Is this form the best way to prove these types of questions? Does this count as a proof by contradiction?

Edit: Or would a proof by induction work best here? In that case how would this question be proven (I have an idea; just need a confirmation)?

Answer 1

So what is the best way to approach this proof? Contradiction, contrapositive, direct?

I think there is no "best way" to approach a proof. But most of the time a direct proof should be tried first, because they are most of the time more clear and have other advantages over a proof by contradiction, for example.

Like that a direct proof can give you an algorithm which you can use or implement.

Your translation of the question seems fine to me. Your proof also looks good, but it is not a proof by contradiction. That would be a direct proof.
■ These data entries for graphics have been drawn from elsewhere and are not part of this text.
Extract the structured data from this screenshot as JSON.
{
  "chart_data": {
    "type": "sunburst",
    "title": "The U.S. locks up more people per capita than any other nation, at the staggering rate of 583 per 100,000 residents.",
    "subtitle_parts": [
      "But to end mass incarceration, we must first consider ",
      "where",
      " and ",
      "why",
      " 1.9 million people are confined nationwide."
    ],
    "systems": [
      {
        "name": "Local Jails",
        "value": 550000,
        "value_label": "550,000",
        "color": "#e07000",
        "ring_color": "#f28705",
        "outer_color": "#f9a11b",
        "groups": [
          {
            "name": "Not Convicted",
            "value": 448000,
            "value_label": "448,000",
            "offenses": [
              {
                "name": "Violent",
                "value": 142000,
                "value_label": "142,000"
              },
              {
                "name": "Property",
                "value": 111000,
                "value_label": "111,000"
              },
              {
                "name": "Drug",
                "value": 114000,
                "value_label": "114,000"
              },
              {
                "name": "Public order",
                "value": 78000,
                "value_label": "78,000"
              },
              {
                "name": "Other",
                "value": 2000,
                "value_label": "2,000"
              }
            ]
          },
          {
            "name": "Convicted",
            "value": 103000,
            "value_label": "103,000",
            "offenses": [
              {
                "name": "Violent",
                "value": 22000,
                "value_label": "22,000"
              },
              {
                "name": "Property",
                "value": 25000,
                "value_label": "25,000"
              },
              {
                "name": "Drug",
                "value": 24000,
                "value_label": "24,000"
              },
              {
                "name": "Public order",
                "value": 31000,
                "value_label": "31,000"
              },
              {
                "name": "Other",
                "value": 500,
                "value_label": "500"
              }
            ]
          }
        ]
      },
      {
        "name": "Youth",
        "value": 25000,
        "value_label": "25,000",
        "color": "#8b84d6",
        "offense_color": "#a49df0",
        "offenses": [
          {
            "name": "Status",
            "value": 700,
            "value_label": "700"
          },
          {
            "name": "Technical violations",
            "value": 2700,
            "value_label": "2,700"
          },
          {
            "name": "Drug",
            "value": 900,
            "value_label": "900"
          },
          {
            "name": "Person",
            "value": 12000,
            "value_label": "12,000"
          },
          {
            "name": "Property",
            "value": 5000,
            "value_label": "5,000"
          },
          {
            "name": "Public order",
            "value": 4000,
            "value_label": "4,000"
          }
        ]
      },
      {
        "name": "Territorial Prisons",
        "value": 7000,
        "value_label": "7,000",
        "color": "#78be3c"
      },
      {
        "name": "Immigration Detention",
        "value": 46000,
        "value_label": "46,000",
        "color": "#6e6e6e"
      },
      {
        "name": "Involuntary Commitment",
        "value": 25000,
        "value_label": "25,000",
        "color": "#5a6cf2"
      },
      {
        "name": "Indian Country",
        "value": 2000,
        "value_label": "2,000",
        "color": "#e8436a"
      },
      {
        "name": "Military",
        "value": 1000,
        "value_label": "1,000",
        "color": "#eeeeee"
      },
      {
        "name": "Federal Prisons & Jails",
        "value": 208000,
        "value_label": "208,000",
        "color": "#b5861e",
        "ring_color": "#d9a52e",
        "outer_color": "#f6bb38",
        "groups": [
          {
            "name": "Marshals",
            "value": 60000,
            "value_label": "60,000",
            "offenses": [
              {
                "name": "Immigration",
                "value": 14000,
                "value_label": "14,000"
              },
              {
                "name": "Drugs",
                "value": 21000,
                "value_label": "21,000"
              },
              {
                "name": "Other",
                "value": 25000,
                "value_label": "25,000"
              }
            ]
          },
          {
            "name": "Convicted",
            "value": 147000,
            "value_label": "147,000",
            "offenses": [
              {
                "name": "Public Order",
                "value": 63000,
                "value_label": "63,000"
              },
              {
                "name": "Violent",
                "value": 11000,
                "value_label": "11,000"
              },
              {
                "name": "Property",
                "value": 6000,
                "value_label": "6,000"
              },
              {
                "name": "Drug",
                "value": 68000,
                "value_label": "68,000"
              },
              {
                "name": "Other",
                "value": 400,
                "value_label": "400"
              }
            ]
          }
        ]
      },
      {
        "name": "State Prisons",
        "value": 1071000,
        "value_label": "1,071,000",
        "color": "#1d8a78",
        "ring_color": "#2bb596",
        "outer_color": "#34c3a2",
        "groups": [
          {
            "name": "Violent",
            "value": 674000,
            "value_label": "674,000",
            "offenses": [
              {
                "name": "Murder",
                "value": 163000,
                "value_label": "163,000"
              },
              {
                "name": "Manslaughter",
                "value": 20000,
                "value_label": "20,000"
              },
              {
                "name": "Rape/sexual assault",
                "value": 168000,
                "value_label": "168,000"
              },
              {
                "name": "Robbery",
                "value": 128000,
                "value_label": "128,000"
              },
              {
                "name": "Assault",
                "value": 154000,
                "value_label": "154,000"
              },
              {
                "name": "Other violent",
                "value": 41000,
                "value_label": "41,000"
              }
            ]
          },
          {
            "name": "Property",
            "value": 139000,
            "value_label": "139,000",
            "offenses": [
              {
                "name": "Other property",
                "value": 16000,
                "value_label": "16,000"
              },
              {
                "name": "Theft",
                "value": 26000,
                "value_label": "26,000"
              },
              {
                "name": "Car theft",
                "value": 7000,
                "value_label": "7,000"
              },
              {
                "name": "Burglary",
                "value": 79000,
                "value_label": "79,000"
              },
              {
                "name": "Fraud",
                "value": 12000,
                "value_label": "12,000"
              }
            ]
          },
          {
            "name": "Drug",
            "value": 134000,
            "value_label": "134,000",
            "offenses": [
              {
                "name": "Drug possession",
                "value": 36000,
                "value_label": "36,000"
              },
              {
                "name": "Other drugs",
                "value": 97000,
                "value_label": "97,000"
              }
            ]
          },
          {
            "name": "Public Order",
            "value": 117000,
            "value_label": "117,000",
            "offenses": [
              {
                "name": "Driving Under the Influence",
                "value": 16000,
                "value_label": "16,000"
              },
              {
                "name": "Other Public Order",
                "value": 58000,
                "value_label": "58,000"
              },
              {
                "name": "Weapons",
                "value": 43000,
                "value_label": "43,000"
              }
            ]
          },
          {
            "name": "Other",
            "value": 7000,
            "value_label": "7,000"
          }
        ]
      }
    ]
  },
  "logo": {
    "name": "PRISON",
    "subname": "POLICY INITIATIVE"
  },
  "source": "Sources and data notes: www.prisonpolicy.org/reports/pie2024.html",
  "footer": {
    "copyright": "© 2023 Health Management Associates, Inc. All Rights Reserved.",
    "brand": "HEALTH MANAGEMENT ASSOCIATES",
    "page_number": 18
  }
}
A proof is generaly build like this. You assume, that $A$ holds and then you conclude $B$. $A\Rightarrow B$. $A$ is here the statement, that you have an integer $k$, which is divisable by $10$. And you want to conclude $B$, which is that $k$ has to be divisable by $2$.

In a proof by contradiction you assume, that not $B$ holds and conclude that not $A$ holds. $\neg B\Rightarrow \neg A$.

It is $A\Rightarrow B\leftrightarrow \neg B\Rightarrow \neg A$.

EDIT: (For the following note the answer of Arsen Berk)

[A proof by induction does not work here. First of all you are working over the integers, but induction is for statements over the natural numbers. Also I can not imagine how the inductive step should work out here. There is no link to this task and induction.]

Answer 2

I think your proof does not count as proof by contradiction, it is more like direct way of proving it and if you can think the direct way, in my opinion, it is clear enough (but it is a matter of style so I can't say this is the "best" way). Induction would also work here, but in your direct way, the argument is simple and clear enough to be understood so I don't think an inductive argument is needed for this kind of proof.

Since you asked it, proof by contradiction would be as the following:

Suppose, for a contradiction, that $x \in \mathbb{Z}$ and $x$ is divisible by $10$ but $x$ is not even. But since $10 = 2\cdot 5$, we need to have $2|x$ and $5|x$. But if $2|x$, then $x$ is an even integer, which is a contradiction as required. Therefore, $x$ must be an even integer.